February 24, 2017

Another Round of Higher Education Retirement Plan Lawsuits on the Horizon

In 2016, there was an influx of lawsuits impacting large higher education institutions, in which eight private universities were sued by their employees seeking class-action status over fiduciary violations of ERISA (Employee Retirement Income Security Act) due to excessive fees and other alleged fiduciary breaches. At that time, some smaller institutions may have assumed that they were safe for the time being – that time would pass before those lawsuits came “downstream” to institutions their size.

There is a new round of lawsuits on the near horizon coming from Houston-based Levin Law Firm, targeting 86 private colleges and universities. You can find Levin’s full notice and the list of institutions here. The firm’s website states, “together with co-counsel, our law firm is investigating dozens of private colleges and universities for alleged violations of federal pension fund law.” The firm is not only investigating these specific institutions but is also fishing for unhappy 403(b) retirement plan participants from these institutions to contact the firm immediately. They anticipate people will step forward to join the suit.

The issues raised by Levin’s firm are similar to those raised originally in 2016. Levin’s website states, “these institutions of higher learning may have packed their retirement plans with high-cost, poorly performing mutual funds when better and less expensive funds were available. They may have charged college and university employees excessive retirement plan management fees. And they may have failed to monitor the plans’ investments and removed those that performed poorly from the plans.”
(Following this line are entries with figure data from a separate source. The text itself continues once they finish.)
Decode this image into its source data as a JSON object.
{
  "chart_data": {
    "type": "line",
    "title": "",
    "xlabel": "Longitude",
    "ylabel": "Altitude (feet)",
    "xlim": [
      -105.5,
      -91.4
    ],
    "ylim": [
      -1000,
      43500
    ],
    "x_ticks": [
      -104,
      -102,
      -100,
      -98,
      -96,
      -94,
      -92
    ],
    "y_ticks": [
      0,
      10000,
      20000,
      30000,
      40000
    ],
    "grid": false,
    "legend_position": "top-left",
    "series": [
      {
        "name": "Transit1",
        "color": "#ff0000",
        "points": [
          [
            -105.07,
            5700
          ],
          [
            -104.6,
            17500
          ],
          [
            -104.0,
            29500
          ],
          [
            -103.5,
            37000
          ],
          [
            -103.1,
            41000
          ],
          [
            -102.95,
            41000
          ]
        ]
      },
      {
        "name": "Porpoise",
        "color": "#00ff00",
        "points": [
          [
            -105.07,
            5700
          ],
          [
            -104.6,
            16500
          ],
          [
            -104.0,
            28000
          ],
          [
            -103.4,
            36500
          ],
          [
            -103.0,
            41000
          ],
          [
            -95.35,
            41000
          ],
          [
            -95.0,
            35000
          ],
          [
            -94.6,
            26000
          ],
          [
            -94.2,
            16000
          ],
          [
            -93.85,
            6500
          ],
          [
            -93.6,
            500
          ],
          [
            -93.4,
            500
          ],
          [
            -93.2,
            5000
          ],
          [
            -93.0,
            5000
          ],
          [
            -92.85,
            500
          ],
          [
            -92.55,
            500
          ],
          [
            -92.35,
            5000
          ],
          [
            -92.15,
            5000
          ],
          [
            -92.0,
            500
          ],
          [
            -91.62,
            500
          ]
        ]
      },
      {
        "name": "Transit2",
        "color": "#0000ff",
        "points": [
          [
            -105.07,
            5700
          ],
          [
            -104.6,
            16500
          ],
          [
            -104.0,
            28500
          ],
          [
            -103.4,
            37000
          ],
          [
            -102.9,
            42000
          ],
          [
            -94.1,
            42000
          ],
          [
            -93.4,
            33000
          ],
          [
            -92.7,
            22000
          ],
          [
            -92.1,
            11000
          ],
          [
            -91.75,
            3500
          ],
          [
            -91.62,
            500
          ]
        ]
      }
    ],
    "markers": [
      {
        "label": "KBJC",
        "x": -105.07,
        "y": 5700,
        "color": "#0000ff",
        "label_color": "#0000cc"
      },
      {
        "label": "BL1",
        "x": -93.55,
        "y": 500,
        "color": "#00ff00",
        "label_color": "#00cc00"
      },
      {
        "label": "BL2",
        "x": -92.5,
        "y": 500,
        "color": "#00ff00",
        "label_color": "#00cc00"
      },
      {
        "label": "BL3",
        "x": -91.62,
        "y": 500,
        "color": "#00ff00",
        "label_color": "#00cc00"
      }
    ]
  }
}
What does all this mean for your institution? Eric Paley, ERISA expert and partner at Nixon Peabody, LLC, strongly recommends, “irrespective of whether your institution is named below, the response remains the same. Get your ducks in a row, and conduct a fiduciary gap analysis. Clearly this issue is not going away.” By this he means that your institution must figure out, as an ERISA fiduciary, where your practices and procedures are weak (or perhaps where you have no practices and procedures at all) and will leave you vulnerable in the current litigious environment.